Hi all! Today’s thoughts. 

“And if you love nothing, what joy is there in your life?”

Do you need a little joy today?  

Have you asked yourself lately if you truly love anyone, anything, enough to take great joy in it?

In the movie First Knight, Lancelot is a highly skilled swordsman who fights for pay. 

By accident, he comes across a princess and her entourage under attack in the woods.

In a rare moment of selflessness, he decides to act on her behalf. Quite taken by the princess, Guinevere, he later visits her in Camelot. While there, Lancelot competes in the festival games. Lancelot runs the “gauntlet,” an impossible obstacle course of swinging boulders and axes. With amazing agility, he beats the game.

King Arthur is curious about this unknown winner of the games.  In private, he asks him how he beat the gauntlet.
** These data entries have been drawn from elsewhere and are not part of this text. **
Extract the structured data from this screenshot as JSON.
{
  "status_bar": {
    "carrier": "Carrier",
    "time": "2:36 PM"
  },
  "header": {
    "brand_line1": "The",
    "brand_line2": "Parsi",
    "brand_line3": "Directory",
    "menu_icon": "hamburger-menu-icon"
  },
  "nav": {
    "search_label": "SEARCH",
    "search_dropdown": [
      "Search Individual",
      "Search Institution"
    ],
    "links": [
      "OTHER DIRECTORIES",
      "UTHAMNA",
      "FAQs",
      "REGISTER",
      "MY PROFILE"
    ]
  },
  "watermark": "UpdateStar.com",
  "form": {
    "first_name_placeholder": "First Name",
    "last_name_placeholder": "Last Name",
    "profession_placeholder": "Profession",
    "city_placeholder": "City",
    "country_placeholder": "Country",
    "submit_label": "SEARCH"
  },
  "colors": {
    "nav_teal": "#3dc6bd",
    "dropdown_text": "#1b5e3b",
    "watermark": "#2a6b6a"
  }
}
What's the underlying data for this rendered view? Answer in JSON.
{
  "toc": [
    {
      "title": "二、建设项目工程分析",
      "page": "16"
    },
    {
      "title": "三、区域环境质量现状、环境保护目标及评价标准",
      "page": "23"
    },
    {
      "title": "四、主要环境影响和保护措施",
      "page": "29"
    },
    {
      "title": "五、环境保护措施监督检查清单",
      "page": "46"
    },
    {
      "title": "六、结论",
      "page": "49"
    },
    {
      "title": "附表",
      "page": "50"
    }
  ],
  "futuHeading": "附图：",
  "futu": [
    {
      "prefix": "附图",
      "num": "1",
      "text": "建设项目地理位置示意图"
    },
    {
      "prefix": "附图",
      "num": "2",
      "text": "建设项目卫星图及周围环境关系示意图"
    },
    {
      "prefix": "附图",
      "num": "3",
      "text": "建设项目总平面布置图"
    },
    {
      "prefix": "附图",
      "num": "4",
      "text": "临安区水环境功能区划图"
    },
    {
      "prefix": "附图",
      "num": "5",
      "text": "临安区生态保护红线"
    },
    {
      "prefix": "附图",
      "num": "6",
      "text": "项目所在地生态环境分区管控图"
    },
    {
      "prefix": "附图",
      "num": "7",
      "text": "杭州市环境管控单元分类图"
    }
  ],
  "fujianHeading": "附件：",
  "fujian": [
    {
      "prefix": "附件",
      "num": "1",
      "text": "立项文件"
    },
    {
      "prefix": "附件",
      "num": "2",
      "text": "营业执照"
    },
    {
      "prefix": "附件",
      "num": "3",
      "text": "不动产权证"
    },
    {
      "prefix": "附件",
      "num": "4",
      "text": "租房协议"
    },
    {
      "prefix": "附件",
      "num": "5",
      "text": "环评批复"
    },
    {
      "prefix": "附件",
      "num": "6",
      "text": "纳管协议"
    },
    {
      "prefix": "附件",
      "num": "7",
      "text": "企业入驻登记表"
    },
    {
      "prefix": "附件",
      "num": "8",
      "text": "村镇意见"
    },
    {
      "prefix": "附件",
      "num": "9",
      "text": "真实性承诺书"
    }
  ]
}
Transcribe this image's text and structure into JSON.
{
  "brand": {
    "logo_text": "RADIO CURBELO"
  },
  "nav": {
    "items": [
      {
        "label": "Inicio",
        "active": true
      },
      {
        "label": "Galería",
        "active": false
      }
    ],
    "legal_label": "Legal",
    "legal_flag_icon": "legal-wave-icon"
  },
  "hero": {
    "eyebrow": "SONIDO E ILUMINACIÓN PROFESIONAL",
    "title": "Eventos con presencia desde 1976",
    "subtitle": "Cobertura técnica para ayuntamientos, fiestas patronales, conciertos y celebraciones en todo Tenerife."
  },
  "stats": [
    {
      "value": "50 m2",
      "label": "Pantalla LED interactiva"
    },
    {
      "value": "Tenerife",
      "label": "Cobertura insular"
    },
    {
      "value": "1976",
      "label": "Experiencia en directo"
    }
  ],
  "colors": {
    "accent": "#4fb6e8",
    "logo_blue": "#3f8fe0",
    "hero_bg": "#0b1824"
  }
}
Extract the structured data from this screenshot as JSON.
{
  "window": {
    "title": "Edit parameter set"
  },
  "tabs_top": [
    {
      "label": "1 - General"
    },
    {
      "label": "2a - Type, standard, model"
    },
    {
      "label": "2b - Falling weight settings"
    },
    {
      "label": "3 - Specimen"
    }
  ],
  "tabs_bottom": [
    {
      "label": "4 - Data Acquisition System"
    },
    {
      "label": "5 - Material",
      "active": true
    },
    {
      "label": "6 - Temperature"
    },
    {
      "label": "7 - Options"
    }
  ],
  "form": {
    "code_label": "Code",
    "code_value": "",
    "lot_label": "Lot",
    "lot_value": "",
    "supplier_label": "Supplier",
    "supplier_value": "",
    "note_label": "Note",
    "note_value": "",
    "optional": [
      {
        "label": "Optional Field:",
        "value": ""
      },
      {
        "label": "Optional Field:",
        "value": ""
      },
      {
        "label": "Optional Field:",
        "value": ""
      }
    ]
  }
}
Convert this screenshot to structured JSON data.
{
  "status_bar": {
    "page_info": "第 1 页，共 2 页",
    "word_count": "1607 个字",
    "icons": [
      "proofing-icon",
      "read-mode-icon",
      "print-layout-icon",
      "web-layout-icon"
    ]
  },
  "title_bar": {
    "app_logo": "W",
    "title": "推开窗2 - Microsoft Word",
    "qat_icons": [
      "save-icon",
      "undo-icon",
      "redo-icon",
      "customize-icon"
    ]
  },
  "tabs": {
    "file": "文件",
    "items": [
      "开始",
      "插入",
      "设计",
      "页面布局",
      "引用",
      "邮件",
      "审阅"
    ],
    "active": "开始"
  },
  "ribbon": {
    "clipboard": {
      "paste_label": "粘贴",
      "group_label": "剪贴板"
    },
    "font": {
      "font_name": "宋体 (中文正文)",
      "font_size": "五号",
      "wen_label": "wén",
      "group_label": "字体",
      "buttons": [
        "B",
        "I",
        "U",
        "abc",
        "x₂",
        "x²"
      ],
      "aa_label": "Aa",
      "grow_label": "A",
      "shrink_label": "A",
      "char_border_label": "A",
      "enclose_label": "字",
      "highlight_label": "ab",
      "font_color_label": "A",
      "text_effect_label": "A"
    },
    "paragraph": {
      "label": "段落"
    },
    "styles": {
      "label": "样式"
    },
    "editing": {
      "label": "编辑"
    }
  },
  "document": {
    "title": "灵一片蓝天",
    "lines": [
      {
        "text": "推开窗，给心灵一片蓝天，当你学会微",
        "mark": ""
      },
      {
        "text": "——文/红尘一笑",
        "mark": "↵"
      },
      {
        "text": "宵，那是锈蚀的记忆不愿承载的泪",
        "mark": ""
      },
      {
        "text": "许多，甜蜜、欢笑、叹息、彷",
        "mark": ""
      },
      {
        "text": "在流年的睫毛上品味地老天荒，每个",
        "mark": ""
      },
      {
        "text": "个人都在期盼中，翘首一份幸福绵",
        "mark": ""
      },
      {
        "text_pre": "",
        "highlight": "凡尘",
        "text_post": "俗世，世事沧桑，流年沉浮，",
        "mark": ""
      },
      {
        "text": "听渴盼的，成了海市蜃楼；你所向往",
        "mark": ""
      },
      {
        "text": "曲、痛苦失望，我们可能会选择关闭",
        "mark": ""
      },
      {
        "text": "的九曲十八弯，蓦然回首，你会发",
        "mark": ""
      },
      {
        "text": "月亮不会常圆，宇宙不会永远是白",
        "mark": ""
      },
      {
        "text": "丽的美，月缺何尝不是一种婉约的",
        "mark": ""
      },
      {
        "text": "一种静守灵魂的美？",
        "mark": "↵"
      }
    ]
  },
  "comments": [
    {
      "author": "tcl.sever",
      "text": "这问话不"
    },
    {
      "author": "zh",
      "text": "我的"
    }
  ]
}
Lancelot explains that fear caused others to fail, but “I have nothing to lose, so what have I to fear?” He has no home and no family. 

Proudly, he claims, “I live by my sword.” 

As they walk toward the room that holds the Round Table, King Arthur tells Lancelot about the values of Camelot.

“Here we believe that every life is precious, even the lives of strangers. If you must die, die serving something greater than yourself. Better still, live and serve.”

 At the Round Table, where the High Council of Camelot meets, King Arthur tells him the table has no head or foot; they are all equal, even the King. 

Lancelot reads the inscription on the table: “In serving each other, we become free.” 

King Arthur remarks: “That is the very heart of Camelot. Not these stones, timbers, towers, palaces. Burn them all, and Camelot lives on. Because it lives in us, it’s a belief we hold in our hearts.” 

King Arthur invites Lancelot to stay in Camelot, but he declines. 

As he’s leaving, King Arthur tells him: “Lancelot, just a thought. A man who fears nothing is a man who loves nothing. And if you love nothing, what joy is there in your life?”

It is in loving, which mandates serving and sacrificing, that we find great joy. 

Are you full of joy today? Perhaps if you have no joy, the more important question is, are you really loving?